Par un arrêt du 22 juin 2017, la Cour de Cassation casse la décision de la Cour d’Appel qui avait retenu une atteinte au droit moral des auteurs et compositeurs Bernanos et Francis Poulenc sur leur œuvre, l’opéra intitulé « le dialogue des carmélites » du fait d’une mise en scène qui en modifiait profondément la scène finale (civ. 1ère, 22 juin 2017, n°15-28467, 16-11759).
Nous avions longuement commenté la décision de la Cour d’Appel qui, à notre sens et au regard des faits de l’espèce, faisait une stricte application des principes en vigueur (CA Paris, pôle 5, ch. 1, 13 oct. 2015, n°14/08900, RLDI décembre 2015, n°3868).
La décision de la première chambre de la Cour de Cassation ne manque pas de surprendre : elle considère dans un premier temps que la Cour d’Appel pas tiré les conséquences de ses propres constatations puisqu’ « elle avait retenu que la mise en scène litigieuse ne modifiait ni les dialogues, absents dans cette partie des œuvres préexistantes, ni la musique, allant même jusqu’à reprendre, avec les chants religieux, le son du couperet de la guillotine qui scande, dans l’opéra de Francis A…, chaque disparition, et que la fin de l’histoire, telle que mise en scène et décrite par M. X…, respectait les thèmes de l’espérance, du martyr, de la grâce et du transfert de la grâce et de la communion des saints, chers aux auteurs de l’œuvre première ».
Or, la Haute Juridiction si elle reprend une partie des constatations de la Cour d’Appel fait totalement abstraction d’une autre, pourtant détaillée. Si les juges du fond avaient en effet écarté l’atteinte au respect des « thèmes de l’espérance, du martyr, de la grâce et de la communion des saints, chers aux auteurs de l’œuvre première » qui, selon les juges, avaient été respectés par le metteur en scène. la Cour d’Appel avait considéré en revanche que l’enfermement des religieuses dans la baraque, « où la présence de bonbonnes de gaz était perceptible dans les scènes précédentes », leur délivrance, les chants entendus sous forme d’enregistrement et non plus chantés, composent un « changement d’action [qui] rend énigmatique, voire incompréhensible, ou encore imperceptible pour le néophyte, le maintien du son du couperet de la guillotine qui apparaît cette fois-ci paradoxalement scander chaque sauvetage ». La cour en concluait que cette mise en scène « modifie profondément la fin de l’histoire telle que voulue par [les auteurs de l’œuvre initiale], qui, indépendamment même du contexte historique, marque l’aboutissement des dialogues qui la précèdent, leur confère un sens (…) et constitue l’apothéose du récit, magnifiée dans l’opéra de Poulenc, où le texte et la musique entrent en accord parfait ».
La Cour de Cassation élude totalement cette deuxième partie des constatations et juge comme si elles n’existaient pas.
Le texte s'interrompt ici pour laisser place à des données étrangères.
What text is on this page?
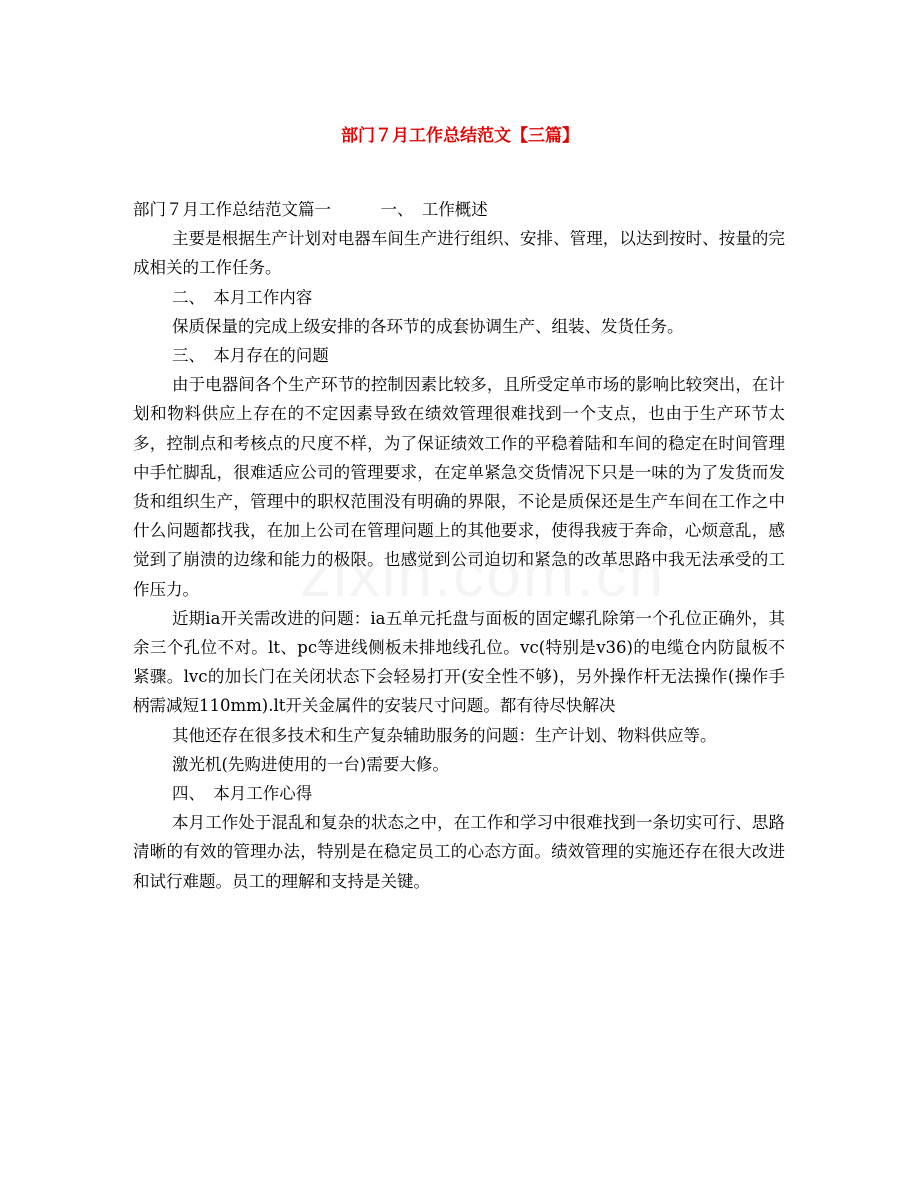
部门７月工作总结范文【三篇】

部门７月工作总结范文篇一　　　一、　工作概述

主要是根据生产计划对电器车间生产进行组织、安排、管理，以达到按时、按量的完成相关的工作任务。

二、　本月工作内容

保质保量的完成上级安排的各环节的成套协调生产、组装、发货任务。

三、　本月存在的问题

由于电器间各个生产环节的控制因素比较多，且所受定单市场的影响比较突出，在计划和物料供应上存在的不定因素导致在绩效管理很难找到一个支点，也由于生产环节太多，控制点和考核点的尺度不样，为了保证绩效工作的平稳着陆和车间的稳定在时间管理中手忙脚乱，很难适应公司的管理要求，在定单紧急交货情况下只是一味的为了发货而发货和组织生产，管理中的职权范围没有明确的界限，不论是质保还是生产车间在工作之中什么问题都找我，在加上公司在管理问题上的其他要求，使得我疲于奔命，心烦意乱，感觉到了崩溃的边缘和能力的极限。也感觉到公司迫切和紧急的改革思路中我无法承受的工作压力。

近期ia开关需改进的问题：ia五单元托盘与面板的固定螺孔除第一个孔位正确外，其余三个孔位不对。lt、pc等进线侧板未排地线孔位。vc(特别是v36)的电缆仓内防鼠板不紧骤。lvc的加长门在关闭状态下会轻易打开(安全性不够)，另外操作杆无法操作(操作手柄需减短110mm).lt开关金属件的安装尺寸问题。都有待尽快解决

其他还存在很多技术和生产复杂辅助服务的问题：生产计划、物料供应等。

激光机(先购进使用的一台)需要大修。

四、　本月工作心得

本月工作处于混乱和复杂的状态之中，在工作和学习中很难找到一条切实可行、思路清晰的有效的管理办法，特别是在稳定员工的心态方面。绩效管理的实施还存在很大改进和试行难题。员工的理解和支持是关键。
Cette motivation est donc en soi critiquable. En outre, on ne peut manquer d’estimer qu’elle est teintée d’une appréciation des faits qui ne relève pas de son pouvoir mais de celui, souverain, des juges du fond.
Dans un deuxième temps, la Haute Juridiction considère que la Cour d’Appel, qui avait condamné le metteur en scène et le producteur, à suspendre toute diffusion et commercialisation du vidéogramme de cette version de l’opéra, devait assurer un contrôle de proportionnalité et rechercher un juste équilibre entre la liberté de création du metteur en scène et la protection du droit moral du compositeur et de l’auteur du livret. Une telle application de l’article 10 de la Convention de Sauvegarde des droits de l’homme et des libertés fondamentales reviendrait donc désormais à considérer que, dans une certaine mesure, des metteurs en scène pourraient porter atteinte au droit moral d’autres auteurs. Cela ne revient-il pas à vider de sa substance le droit moral dont jouit l’auteur sur son œuvre?